Notice the “name” attribute for both radio buttons are the same. This is important. If the names for the radio buttons are not the same then both radio buttons would be able to be selected. However, as long as the names are the same, only one option can be selected.

Although you cannot “see” it, we added a “value” attribute anyways. The reason is that the “value” will be sent to the web script once the form is submitted. This allows the script to process the data and see which option was selected.

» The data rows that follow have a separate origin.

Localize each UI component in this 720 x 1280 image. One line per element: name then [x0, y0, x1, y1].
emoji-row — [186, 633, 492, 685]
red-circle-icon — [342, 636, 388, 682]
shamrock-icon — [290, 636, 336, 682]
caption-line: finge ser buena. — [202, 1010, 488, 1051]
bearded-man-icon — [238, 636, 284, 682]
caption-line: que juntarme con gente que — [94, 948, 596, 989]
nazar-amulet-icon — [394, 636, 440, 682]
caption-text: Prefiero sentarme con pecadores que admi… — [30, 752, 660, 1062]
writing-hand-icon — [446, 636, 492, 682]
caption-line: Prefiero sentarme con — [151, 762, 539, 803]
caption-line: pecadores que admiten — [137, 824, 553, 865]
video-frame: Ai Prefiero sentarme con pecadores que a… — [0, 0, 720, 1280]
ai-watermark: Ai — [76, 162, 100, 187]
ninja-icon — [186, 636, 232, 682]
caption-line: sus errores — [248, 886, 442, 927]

If we want to provide the user with multiple options to choose from, we can use checkboxes.

Turkey Steak

Here’s the code:

<input type="checkbox" name="food" value="turkey"> Turkey <input type="checkbox" name="food" value="steak"> Steak

Drop-down Lists

Sometimes, we may have so many options that it would be inconvenient for us to display it all on the page. For example, if we want the user to select which country he is from. We cannot use radio buttons because there would be too many and it makes it difficult for the user to view our web page. Therefore, we can use drop-down lists:

The user will only be able to select one option. Here’s the code:

<select name="food">
<option value="turkey">Turkey</option>
<option value="steak">Steak</option>
<option value="pork">Pork</option>

Submit Button

Finally, in order for us to send the data from our form to the web script that processes it, we must create a submit button that transfers the user to our web script.

<input type="submit" value="Send this Form">

The above code will produce a button for the user to click to submit the form:

Make sure you have a web script to process the entire form!